Federal law enforcement officials obtain search warrants when they need to move quickly on a criminal investigation, or are concerned that sensitive materials they need might be in danger of being moved, concealed, altered or destroyed.
The request for a search warrant is made by a federal law enforcement agency if officials conclude that information, often documents or electronic devices, related to a criminal investigation can be found at someone’s residence, business, car or other property.
A search warrant is not in itself an indication or accusation of the subject’s guilt.

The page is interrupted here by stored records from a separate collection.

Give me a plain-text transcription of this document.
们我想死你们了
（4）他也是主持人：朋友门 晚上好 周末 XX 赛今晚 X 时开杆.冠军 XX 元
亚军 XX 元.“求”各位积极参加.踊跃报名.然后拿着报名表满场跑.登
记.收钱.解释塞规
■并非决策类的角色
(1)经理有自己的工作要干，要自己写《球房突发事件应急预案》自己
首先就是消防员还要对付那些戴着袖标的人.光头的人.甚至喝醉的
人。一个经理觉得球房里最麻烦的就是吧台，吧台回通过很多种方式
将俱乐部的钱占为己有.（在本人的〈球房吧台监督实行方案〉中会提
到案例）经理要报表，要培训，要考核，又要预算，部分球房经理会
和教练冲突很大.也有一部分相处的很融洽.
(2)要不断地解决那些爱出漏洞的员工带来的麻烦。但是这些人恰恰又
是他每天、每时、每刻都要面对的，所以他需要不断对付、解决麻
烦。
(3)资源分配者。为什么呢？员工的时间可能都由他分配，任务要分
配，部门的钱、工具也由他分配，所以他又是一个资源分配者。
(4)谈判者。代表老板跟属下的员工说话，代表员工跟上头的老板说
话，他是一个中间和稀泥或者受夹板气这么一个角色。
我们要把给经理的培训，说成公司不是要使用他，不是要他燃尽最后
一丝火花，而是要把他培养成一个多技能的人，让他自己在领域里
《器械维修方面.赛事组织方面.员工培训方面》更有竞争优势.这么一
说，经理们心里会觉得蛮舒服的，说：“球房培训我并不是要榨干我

Nonetheless, the use of such a warrant does indicate a sense of prosecutorial urgency — and is used only when “it appears that the use of a subpoena, summons, request, or other less intrusive alternative means of obtaining the materials would substantially jeopardize the availability or usefulness of the materials sought,” according to the Justice Manual, the department’s official guidebook on criminal procedure.
Neither the Justice Department nor the F.B.I. has the authority to act unilaterally. A federal judge or magistrate must approve of the request, and jurists often demand highly specific limitations on the search to protect a person’s Fourth Amendment rights against unlawful search and seizure before granting a warrant.
Law enforcement agencies must meet certain legal benchmarks, litigated over decades, before a judge can sign off.
First, they must prove “probable cause,” evidence that the search is likely to find evidence of illegality; if the warrant is found to lack such proof, the search is considered unlawful under a 2004 precedent.
In addition, the courts have ruled that a search warrant should describe the location and nature of the search with “particularity” — to prevent agents from misusing a warrant to conduct a search that goes beyond the parameters of what has been specifically requested.